Anyway, I have loved babies and children and have been fascinated by child development since I was very young so I just assumed I’d always be a mother “someday.”

Biologically, I’d say I’m in that “someday” window; at 30, I’m right around the age that many women have or are having kids, so it must be why my physiology and psychology are speaking in unison in an effort to be heard. Again, I hear you and I am not intentionally ignoring you. It takes great effort and conscious willpower to pretend I don’t hear your screams. Of course, I want a baby too but it’s not going to happen, at least not right now and at least not in the “conventional” way.
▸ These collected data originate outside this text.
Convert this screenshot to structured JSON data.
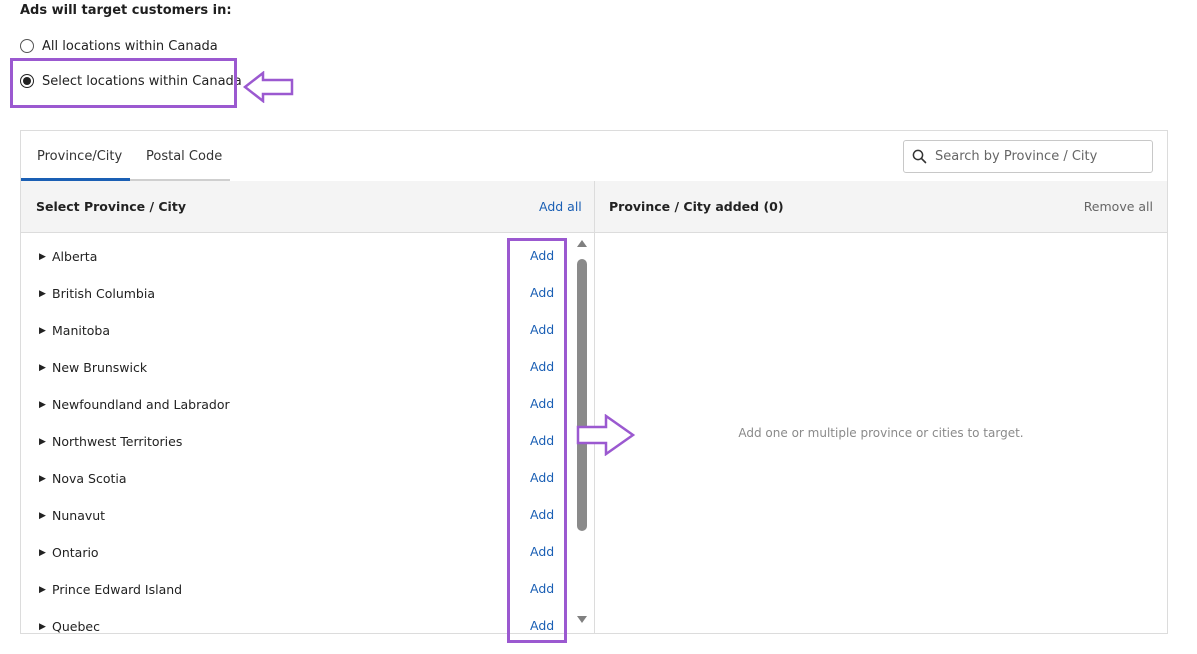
{
  "heading": "Ads will target customers in:",
  "radio_options": [
    {
      "label": "All locations within Canada",
      "selected": false
    },
    {
      "label": "Select locations within Canada",
      "selected": true
    }
  ],
  "tabs": [
    {
      "label": "Province/City",
      "active": true
    },
    {
      "label": "Postal Code",
      "active": false
    }
  ],
  "search": {
    "placeholder": "Search by Province / City",
    "value": ""
  },
  "left_column": {
    "title": "Select Province / City",
    "add_all_label": "Add all",
    "add_label": "Add",
    "items": [
      "Alberta",
      "British Columbia",
      "Manitoba",
      "New Brunswick",
      "Newfoundland and Labrador",
      "Northwest Territories",
      "Nova Scotia",
      "Nunavut",
      "Ontario",
      "Prince Edward Island",
      "Quebec"
    ]
  },
  "right_column": {
    "title": "Province / City added (0)",
    "remove_all_label": "Remove all",
    "empty_message": "Add one or multiple province or cities to target."
  },
  "colors": {
    "accent": "#1a5fb4",
    "highlight": "#9b59d0"
  },
  "icons": {
    "search": "search-icon",
    "caret": "caret-right-icon",
    "annotation_left": "arrow-left-icon",
    "annotation_right": "arrow-right-icon"
  }
}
There are several reasons why I’m confident that this dream will not be fulfilled and frankly, why it’s probably better that it won’t. First and foremost, the issue is me. I can’t physically have children. It’s honestly not even because of the concerns I have about passing on some of my very undesirable traits and challenges that have genetic influence, although that would be a whole other layer to analyze if having biological children was actually a real possibility. Yes, this a controversial statement, but I’m just not sure it would be fair to my child if I knowingly saddled my child with all of my issues. It’s not even just that, it’s that my child would have to have me as his or her mother, riddled with challenges and parental insufficiencies. I can barely take care of myself. Financially, we are also not really in a place to have children and I don’t really foresee that changing. It’s difficult for me to engage in a traditional full-time job while maintaining some semblance of physical and mental health. Right now, I am beyond blessed in my employment circumstances so that I am able to do so, but this is relatively new and so it carries with it a palpable fragility and anxiety that I will fail.
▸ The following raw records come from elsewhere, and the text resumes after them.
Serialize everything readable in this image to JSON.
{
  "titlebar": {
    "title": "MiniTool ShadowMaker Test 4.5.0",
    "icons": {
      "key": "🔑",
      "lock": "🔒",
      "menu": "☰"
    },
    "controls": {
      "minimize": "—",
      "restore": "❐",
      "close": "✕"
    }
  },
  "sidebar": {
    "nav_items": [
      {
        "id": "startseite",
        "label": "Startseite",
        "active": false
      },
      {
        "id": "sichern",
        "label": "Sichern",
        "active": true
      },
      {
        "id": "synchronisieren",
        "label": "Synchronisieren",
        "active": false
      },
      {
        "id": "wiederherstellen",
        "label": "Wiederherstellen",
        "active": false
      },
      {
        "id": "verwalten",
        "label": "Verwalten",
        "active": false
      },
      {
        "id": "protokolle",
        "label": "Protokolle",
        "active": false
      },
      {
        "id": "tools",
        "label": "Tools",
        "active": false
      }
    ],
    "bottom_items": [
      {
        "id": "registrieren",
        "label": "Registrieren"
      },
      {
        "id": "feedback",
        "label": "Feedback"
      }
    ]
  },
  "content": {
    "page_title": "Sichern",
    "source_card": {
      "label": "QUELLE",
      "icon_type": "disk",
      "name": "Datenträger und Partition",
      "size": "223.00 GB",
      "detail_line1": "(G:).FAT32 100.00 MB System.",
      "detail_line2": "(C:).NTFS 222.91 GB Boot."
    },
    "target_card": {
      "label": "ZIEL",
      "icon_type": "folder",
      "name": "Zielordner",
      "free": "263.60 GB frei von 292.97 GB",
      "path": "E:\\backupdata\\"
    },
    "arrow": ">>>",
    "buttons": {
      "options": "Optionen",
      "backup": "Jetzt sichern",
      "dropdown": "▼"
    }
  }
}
These are challenges and questions that would need to be considered as a couple like in many situations of partners discussing family planning. They are normal and I’m not qualifying them as deal breakers necessarily. But, I can’t have kids. That system doesn’t work. I can’t physically get pregnant. While I can’t see the future and perhaps something could change in the next 1-8 years or so, I (and physicians) doubt it. It has never really functioned properly.
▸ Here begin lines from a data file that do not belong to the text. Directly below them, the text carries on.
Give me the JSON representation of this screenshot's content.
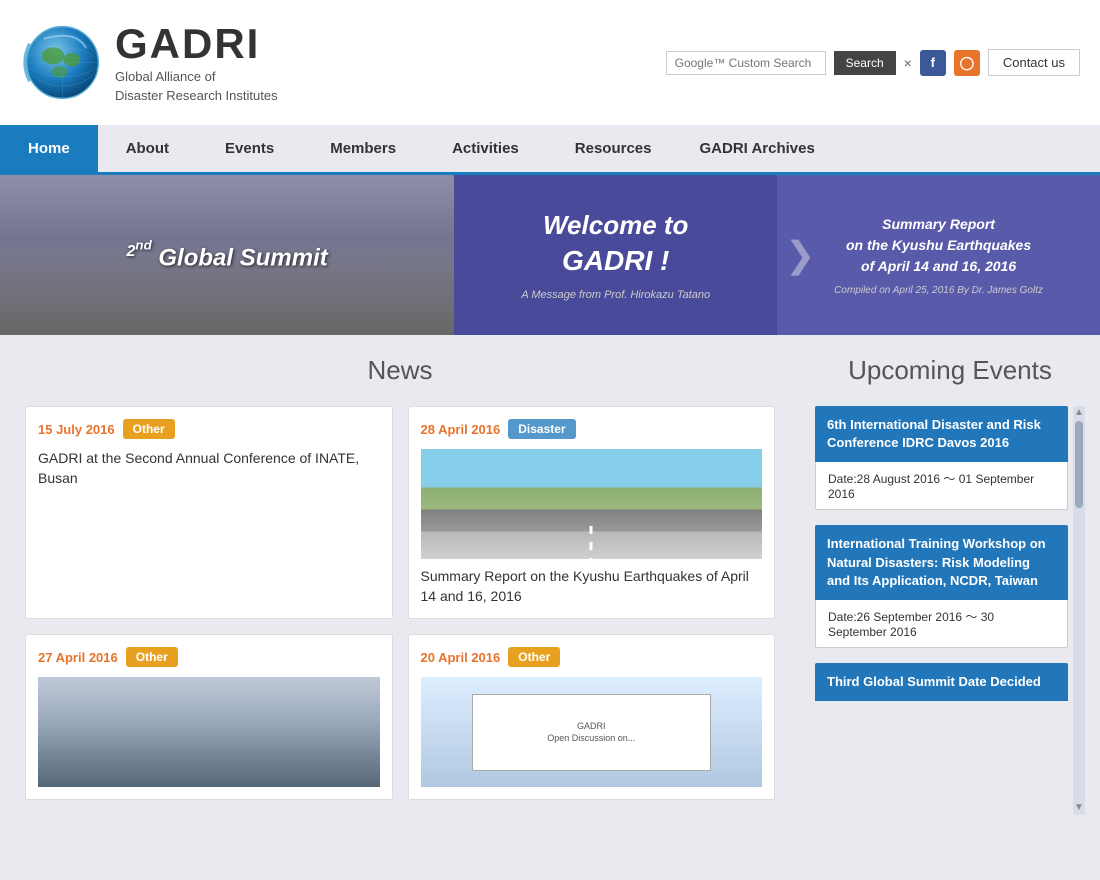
{
  "header": {
    "logo_title": "GADRI",
    "logo_line1": "Global Alliance of",
    "logo_line2": "Disaster Research Institutes",
    "search_placeholder": "Google™ Custom Search",
    "search_label": "Search",
    "search_clear": "×",
    "contact_label": "Contact us"
  },
  "nav": {
    "items": [
      {
        "label": "Home",
        "active": true
      },
      {
        "label": "About",
        "active": false
      },
      {
        "label": "Events",
        "active": false
      },
      {
        "label": "Members",
        "active": false
      },
      {
        "label": "Activities",
        "active": false
      },
      {
        "label": "Resources",
        "active": false
      },
      {
        "label": "GADRI Archives",
        "active": false
      }
    ]
  },
  "banner": {
    "slide1_heading_pre": "2",
    "slide1_heading_sup": "nd",
    "slide1_heading_post": " Global Summit",
    "slide2_line1": "Welcome  to",
    "slide2_line2": "GADRI !",
    "slide2_sub": "A Message from Prof. Hirokazu Tatano",
    "slide3_line1": "Summary Report",
    "slide3_line2": "on the Kyushu Earthquakes",
    "slide3_line3": "of April 14 and 16, 2016",
    "slide3_compiled": "Compiled on April 25, 2016 By Dr. James Goltz"
  },
  "news": {
    "section_title": "News",
    "cards": [
      {
        "date": "15 July 2016",
        "tag": "Other",
        "tag_type": "other",
        "title": "GADRI at the Second Annual Conference of INATE, Busan",
        "has_image": false
      },
      {
        "date": "28 April 2016",
        "tag": "Disaster",
        "tag_type": "disaster",
        "title": "Summary Report on the Kyushu Earthquakes of April 14 and 16, 2016",
        "has_image": true,
        "image_type": "road"
      },
      {
        "date": "27 April 2016",
        "tag": "Other",
        "tag_type": "other",
        "title": "",
        "has_image": true,
        "image_type": "crowd"
      },
      {
        "date": "20 April 2016",
        "tag": "Other",
        "tag_type": "other",
        "title": "",
        "has_image": true,
        "image_type": "doc"
      }
    ]
  },
  "events": {
    "section_title": "Upcoming Events",
    "cards": [
      {
        "title": "6th International Disaster and Risk Conference IDRC Davos 2016",
        "date": "Date:28 August 2016 ～ 01 September 2016"
      },
      {
        "title": "International Training Workshop on Natural Disasters: Risk Modeling and Its Application, NCDR, Taiwan",
        "date": "Date:26 September 2016 ～ 30 September 2016"
      },
      {
        "title": "Third Global Summit Date Decided",
        "date": ""
      }
    ]
  }
}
Maybe someday we will be lucky enough to adopt. I imagine that will never be in our financial cards so maybe we can foster. If nothing else, we can be an awesome aunt and uncle to our nephews and surrogate parents when they need another adult in their lives. And I don’t take these responsibilities lightly either. You can always be parental in one way because there are many children who need and want more parenting. There are also many women and families who don’t want kids so I’m not professing that this should be any sort of universal desire; I recognize and respect that it’s not. For me, it’s a painful pill that gets a little larger and a little more real to swallow every day. It seems that with time comes the ability to recognize when things are not in my control and the patience and hope that they will work out in beautiful but unexpected ways when the time and conditions are right.

I have spent a lot of time and energy over my life trying to force things that I have no business or capacity to influence. I have asked, hoped, prayed, and tried to change things that remain unchanged and are perhaps unchangeable (at least under my own volition and timetable). For now, I will enjoy pictures and quotes from people’s children on Facebook and work on being a better aunt or pseudo-aunt to anyone’s kids (or parents!) who need an extra adult in their life and I’ll focus on being the best person and wife I can be. It seems the shoes of those responsibilities are already more than I am able to fill well! I’ll continue to work on being more present and available for my family and friends and taking this season of my life for what it is: one where I seem to crave being nurturing and there are many people, adults included, in my life that could use it.